Scanning Multiple AWS Accounts with Prowler

Prowler enables security scanning across multiple AWS accounts by utilizing the Assume Role feature and integration with AWS Organizations feature.

This approach allows execution from a single account with permissions to assume roles in the target accounts.

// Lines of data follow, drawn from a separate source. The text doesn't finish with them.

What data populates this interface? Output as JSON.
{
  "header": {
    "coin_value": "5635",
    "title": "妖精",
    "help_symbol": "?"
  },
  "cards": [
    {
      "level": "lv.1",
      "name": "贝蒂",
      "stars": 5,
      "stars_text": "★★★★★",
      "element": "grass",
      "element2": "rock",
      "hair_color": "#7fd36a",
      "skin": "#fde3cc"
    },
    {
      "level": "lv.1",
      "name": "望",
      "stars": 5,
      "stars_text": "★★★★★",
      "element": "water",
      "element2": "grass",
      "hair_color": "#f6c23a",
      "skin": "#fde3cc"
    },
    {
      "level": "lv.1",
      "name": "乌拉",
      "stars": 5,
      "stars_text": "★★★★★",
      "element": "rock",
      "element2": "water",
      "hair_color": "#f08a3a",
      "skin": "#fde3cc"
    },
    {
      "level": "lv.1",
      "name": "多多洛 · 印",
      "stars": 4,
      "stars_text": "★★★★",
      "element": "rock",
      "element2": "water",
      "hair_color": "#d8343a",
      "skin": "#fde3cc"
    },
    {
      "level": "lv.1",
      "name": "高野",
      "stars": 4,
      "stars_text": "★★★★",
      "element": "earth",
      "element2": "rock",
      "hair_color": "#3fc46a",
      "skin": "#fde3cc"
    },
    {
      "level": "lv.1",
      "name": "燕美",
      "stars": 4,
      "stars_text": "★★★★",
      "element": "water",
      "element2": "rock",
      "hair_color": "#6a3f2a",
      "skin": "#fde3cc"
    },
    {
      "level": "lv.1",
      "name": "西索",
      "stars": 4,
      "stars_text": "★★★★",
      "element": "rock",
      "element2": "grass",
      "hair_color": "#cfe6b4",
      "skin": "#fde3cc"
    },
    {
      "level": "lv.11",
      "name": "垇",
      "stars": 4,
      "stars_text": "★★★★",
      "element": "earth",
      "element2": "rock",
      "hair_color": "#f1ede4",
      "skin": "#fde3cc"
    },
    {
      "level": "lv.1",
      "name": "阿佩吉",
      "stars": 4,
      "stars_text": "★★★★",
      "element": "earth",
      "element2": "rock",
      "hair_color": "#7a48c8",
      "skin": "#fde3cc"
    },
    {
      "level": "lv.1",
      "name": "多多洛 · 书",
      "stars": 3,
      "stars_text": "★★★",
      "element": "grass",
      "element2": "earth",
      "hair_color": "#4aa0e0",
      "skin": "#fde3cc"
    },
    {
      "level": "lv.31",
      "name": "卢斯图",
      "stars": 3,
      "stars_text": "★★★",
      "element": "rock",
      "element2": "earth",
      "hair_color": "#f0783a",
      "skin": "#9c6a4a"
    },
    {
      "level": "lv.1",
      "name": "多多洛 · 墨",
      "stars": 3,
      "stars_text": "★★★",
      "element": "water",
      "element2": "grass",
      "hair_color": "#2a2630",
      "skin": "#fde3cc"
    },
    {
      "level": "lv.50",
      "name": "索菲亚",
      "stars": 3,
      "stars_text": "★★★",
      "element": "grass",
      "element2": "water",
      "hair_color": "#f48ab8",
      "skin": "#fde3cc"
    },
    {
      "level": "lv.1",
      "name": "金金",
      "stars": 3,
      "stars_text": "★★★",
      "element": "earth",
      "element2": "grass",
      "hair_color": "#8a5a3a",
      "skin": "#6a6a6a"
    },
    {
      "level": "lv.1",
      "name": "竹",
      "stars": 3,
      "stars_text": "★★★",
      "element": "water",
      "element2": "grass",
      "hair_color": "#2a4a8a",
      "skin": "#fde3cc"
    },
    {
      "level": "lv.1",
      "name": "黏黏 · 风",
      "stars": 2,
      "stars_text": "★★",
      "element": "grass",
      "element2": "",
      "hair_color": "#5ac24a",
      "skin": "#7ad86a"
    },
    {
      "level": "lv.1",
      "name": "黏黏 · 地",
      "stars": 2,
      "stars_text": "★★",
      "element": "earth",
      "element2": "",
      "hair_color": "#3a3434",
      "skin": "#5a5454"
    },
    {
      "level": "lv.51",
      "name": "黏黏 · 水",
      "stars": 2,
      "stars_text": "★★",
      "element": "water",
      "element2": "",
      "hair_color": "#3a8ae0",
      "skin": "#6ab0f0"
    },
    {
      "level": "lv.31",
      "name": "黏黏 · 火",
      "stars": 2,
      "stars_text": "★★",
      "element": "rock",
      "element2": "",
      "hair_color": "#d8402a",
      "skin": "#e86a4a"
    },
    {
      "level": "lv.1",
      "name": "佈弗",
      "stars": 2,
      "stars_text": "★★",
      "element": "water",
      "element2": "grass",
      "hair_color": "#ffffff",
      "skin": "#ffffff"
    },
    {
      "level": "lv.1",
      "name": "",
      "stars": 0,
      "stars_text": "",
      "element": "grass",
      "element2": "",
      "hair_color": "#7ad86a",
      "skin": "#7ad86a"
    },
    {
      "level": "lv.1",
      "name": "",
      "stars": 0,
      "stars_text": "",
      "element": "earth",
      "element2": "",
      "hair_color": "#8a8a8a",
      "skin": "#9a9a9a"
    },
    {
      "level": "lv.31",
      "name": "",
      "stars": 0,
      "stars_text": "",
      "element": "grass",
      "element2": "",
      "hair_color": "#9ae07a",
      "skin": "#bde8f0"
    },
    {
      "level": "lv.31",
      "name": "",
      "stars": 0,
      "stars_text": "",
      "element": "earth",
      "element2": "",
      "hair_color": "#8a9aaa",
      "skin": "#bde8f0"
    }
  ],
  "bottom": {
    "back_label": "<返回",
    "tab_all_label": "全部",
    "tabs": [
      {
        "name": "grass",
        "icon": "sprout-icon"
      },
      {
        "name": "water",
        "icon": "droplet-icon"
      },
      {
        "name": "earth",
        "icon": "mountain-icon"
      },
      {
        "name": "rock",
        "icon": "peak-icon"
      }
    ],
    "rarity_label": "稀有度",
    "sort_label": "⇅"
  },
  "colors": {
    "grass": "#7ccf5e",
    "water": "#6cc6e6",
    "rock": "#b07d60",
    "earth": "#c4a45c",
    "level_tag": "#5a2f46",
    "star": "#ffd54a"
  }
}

Scanning Multiple Accounts Sequentially

To scan specific accounts one at a time:

  • Define a variable containing the AWS account IDs to be scanned:
ACCOUNTS_LIST='11111111111 2222222222 333333333'
  • Run Prowler with an IAM role that exists in all target accounts: (replace the <role_name> with to yours, that is to be consistent throughout all accounts):
ROLE_TO_ASSUME=<role_name>
    for accountId in $ACCOUNTS_LIST; do
    prowler aws --role arn:aws:iam::$accountId:role/$ROLE_TO_ASSUME
done

Scanning Multiple Accounts in Parallel

  • To scan multiple accounts simultaneously:

Define the AWS accounts to be scanned with a variable:

ACCOUNTS_LIST='11111111111 2222222222 333333333'
  • Run Prowler with an IAM role that exists in all target accounts: (replace the <role_name> with to yours, that is to be consistent throughout all accounts). The following example executes scanning across three accounts in parallel:
ROLE_TO_ASSUME=<role_name>
PARALLEL_ACCOUNTS="3"
for accountId in $ACCOUNTS_LIST; do
    test "$(jobs | wc -l)" -ge $PARALLEL_ACCOUNTS && wait || true
    {
        prowler aws --role arn:aws:iam::$accountId:role/$ROLE_TO_ASSUME
    } &
done

Scanning Multiple AWS Organization Accounts in Parallel

Prowler enables parallel security scans across multiple AWS accounts within an AWS Organization.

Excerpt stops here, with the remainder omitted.